Diindolylmethane (DIM) is another compound found in cruciferous vegetables, especially broccoli. It has multiple beneficial properties including antiviral, antibacterial and anti-cancer activity. The National Cancer Institute is conducting clinical trials using DIM as an anticancer agent for numerous forms of cancer. For both prevention and treatment DIM has shown promise with breast, prostate, colon and pancreatic cancers.
My suggestion for consumption of the cruciferous vegetables is 3-8 servings a month of raw, and 3-8 servings of cooked (steamed or sautéed). Organic has a higher concentration of beneficial agents than non-organic produce.
Ellagic acid is found in berries and some nuts, particularly strawberries, raspberries, blackberries, cranberries and pomegranate. While not as well researched in human studies as cruciferous vegetables, lab studies done over the last 15 years are very promising. Ellagic acid has been found to prevent cancers of the skin, bladder, lung, esophagus prostate and breast.

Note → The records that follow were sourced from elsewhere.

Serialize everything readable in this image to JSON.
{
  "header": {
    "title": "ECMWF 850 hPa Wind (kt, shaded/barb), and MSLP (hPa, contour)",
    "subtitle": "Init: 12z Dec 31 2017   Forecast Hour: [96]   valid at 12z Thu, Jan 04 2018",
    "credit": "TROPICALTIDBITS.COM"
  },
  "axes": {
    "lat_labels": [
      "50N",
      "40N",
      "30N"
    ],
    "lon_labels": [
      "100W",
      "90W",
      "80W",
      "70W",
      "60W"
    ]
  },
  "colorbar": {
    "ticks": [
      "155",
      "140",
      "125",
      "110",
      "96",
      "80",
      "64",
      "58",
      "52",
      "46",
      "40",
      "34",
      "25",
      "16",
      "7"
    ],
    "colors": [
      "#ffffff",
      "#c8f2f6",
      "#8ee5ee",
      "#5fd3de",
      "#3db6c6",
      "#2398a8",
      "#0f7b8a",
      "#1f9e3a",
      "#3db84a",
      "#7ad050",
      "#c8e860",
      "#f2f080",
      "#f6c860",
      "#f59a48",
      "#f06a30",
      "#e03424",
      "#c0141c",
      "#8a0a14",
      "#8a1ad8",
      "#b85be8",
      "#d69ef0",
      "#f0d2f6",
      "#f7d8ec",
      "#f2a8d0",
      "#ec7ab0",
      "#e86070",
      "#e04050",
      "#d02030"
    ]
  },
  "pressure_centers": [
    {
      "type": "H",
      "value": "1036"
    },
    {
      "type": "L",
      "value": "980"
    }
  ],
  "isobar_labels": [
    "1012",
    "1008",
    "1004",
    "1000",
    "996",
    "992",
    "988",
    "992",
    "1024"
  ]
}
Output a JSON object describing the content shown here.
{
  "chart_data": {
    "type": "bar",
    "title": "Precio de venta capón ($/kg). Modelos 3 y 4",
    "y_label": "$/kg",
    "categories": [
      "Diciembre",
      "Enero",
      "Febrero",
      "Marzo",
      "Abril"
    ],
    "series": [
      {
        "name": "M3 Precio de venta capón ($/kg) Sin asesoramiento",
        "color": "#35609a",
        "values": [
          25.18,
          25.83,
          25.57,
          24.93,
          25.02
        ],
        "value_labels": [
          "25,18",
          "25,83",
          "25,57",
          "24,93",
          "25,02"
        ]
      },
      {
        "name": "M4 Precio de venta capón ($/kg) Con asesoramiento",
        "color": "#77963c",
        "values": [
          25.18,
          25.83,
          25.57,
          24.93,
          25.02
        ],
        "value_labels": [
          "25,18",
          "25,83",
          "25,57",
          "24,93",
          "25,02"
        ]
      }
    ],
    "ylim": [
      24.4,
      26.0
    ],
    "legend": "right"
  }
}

Ellagic acid is an antioxidant, helps the body deactivate carcinogenic compounds and helps destroy and slow the reproduction of cancer cells. Plants have created this compound to protect themselves from virus, bacteria and other organisms, and when we eat the plant/berry we receive the same benefits.
When we eat a whole food, as opposed to a specific concentrate or synthetic analogue, we derive the benefits that scientific research has identified, plus we receive the unknown but synergistic benefits that come with the whole plant. The common thread among the top four causes of death (the fifth being accidents) is inflammation. Eating cruciferous vegetables, raw and cooked along with berries and an all round rainbow colored organic diet provides potent anti-inflammatory activity throughout the body. If one controls inflammation, no matter how long they live, their quality of life should be marked by sound health and lots of energy for the pursuit of true happiness.